Efficiency might mean different things to different people. To me, finding an efficient way to make a cut is part of the challenge in CNC routing. As an example, when I first started, I nested parts in MCP a minimum of 0.50 inch apart when I used a 3/8-inch cutter. I also made all of the cuts at the same 3-4 ips. Later on, I reduced the distance to 0.435 inch minimum between parts, which is only 0.055 inch smaller, hardly worth the effort. Right? Wrong. Cutting six 24x24 panels the old way took 240 seconds, or 4 minutes. Cutting six 24x24 inch panels the new way can be done in 152 seconds, or 2-1/2 minutes, since I can safetly eliminate the slow, rough pass on some of the sides and go directly to the final 0.030 inch clean-up pass at 12 ips. (For those of you who wonder why I'm so excited about saving 1-1/2 minutes per sheet but wasting 1/4 of the sheet, be assured that the rest of the sheet was used, but not as closely nested due to the shape of the parts.)

A manufacturer's chart, the advice from someone I've learned to trust, and a repeatable testing routine combined to create a quality product cut in the least amount of time.

Mike

Before I leave an impression that I am not agreeing with Mike R.....on the contrary, the initial experimental/analytical approach was very valuable and important to us as well. Later, as the experience and confidence grew, we lost the sheet of paper with all the speeds and feeds simply because we started to trust our "gut feel" to give better first time settings.

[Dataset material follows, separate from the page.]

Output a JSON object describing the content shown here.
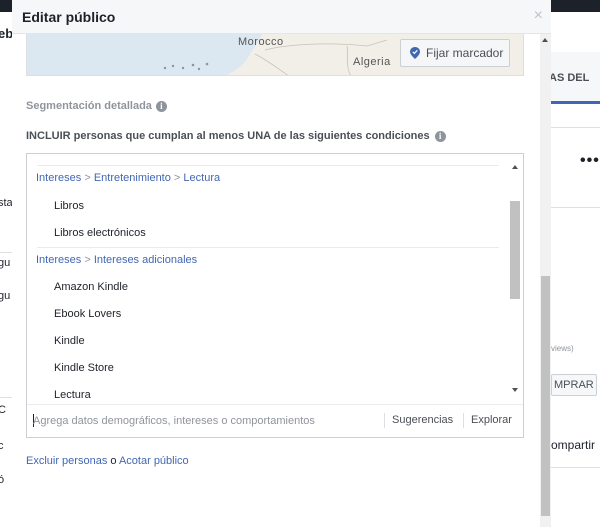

Another great starting place is the onsrud catalog. A copy or two of it is indispensible when working out a huge variey of bit selection and operation dynamics.
www.onsrud.com (http://www.onsrud.com)

To follow up on Geralds point, and to continue the photography analogy, consider this.
My photography was specialised, Aerial Survey mapping Photography, where instead of a fixed ASA,you have something called EAFS (effective aerial film speed) This differs for almost every project, and depends on many factors, including flying height, terrain (jungle, desert, urban)
But you do have manufacturers start point, and a series of tests to determine the film speed.
When your new, you religiously follow the test procedures.
When your an old codger like me, you stick your finger in the air, squint out of the window, look at the ground, and come up with an answer which invariably gets good results.
I can do this with my eyes shut
for aerial photography, I am going to need all the tests possible when I start cutting on the shopbot.
I took Geralds advice, and did some trials on the pin router, and got the clean edges I need, so when the shopbot comes, I have some start point from which to tweak.
Gerald says And then there is also your judgement on how well the job is clamped.
Doesnt the job have to be clamped perfectly each time?
Or am I again missing something?
As always, thanks for the interest.
Mike

What I meant was that we would cut slower (or shallower passes) if we knew that our clamping was dodgy.

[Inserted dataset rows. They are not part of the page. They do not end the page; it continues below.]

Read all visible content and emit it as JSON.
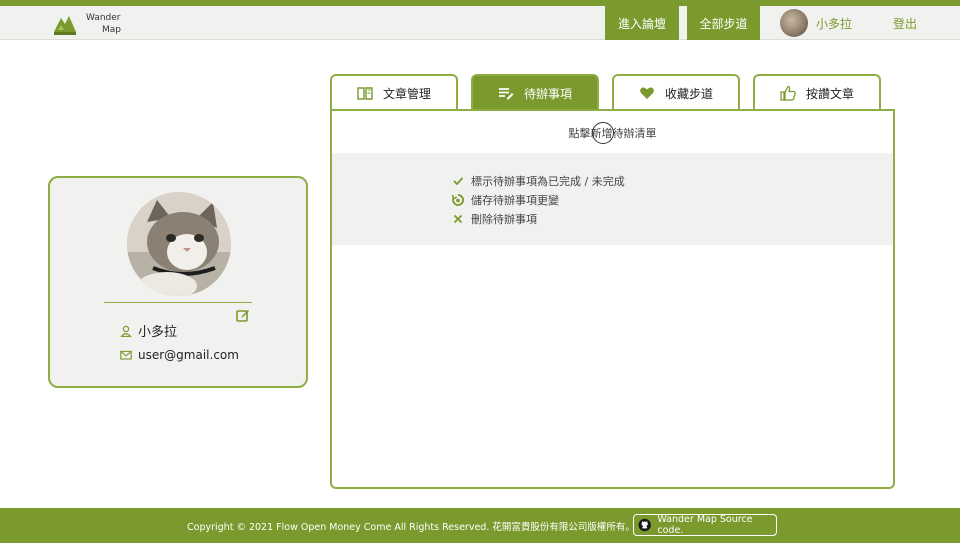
{
  "header": {
    "logo_line1": "Wander",
    "logo_line2": "Map",
    "nav_forum": "進入論壇",
    "nav_trails": "全部步道",
    "username": "小多拉",
    "logout": "登出"
  },
  "profile": {
    "name": "小多拉",
    "email": "user@gmail.com"
  },
  "tabs": [
    {
      "label": "文章管理",
      "icon": "book-icon",
      "active": false
    },
    {
      "label": "待辦事項",
      "icon": "list-edit-icon",
      "active": true
    },
    {
      "label": "收藏步道",
      "icon": "heart-icon",
      "active": false
    },
    {
      "label": "按讚文章",
      "icon": "thumbs-up-icon",
      "active": false
    }
  ],
  "todo": {
    "hint": "點擊新增待辦清單",
    "legend": [
      {
        "icon": "check-icon",
        "text": "標示待辦事項為已完成 / 未完成"
      },
      {
        "icon": "save-icon",
        "text": "儲存待辦事項更變"
      },
      {
        "icon": "close-icon",
        "text": "刪除待辦事項"
      }
    ]
  },
  "footer": {
    "copyright": "Copyright © 2021 Flow Open Money Come All Rights Reserved. 花開富貴股份有限公司版權所有。",
    "source_label": "Wander Map Source code."
  },
  "colors": {
    "accent": "#7a9a2e",
    "border": "#8fad45",
    "panel_bg": "#f1f1ef"
  }
}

"When your an old codger like me, you stick your finger in the air, squint out of the window, look at the ground, and come up with an answer which invariably gets good results."

Mike,

This appears to be what happens when we get older (some would say we are getting lazy) I prefer to think of it as experiance.

I remember when I worked for the phone company back in the late 60's. The newer younger guys in downtown Baltimore area carried a tool box, filled with tools, and test equiptment,to each repair site which consisted mainly of wire or relay repair (computerization and solid state wasn't very big back then). But the older guys closer to retirement carried all they needed to fix the same problems in there top shirt pocket, consisting of a screw driver, a wire shears and an orange stick. Some how they didn't need the test equiptment but they always got the job done just the same.

I too have reverted to the eye ball method in the past few years. My company custom builds additions and houses. I can make a wall straight or detect weather it's out of plumb just by site.
Of course I require my employees to use a string to get things straight, they are young and need a little practice. Plus they don't have that extra little help we older guys have, "Glasses".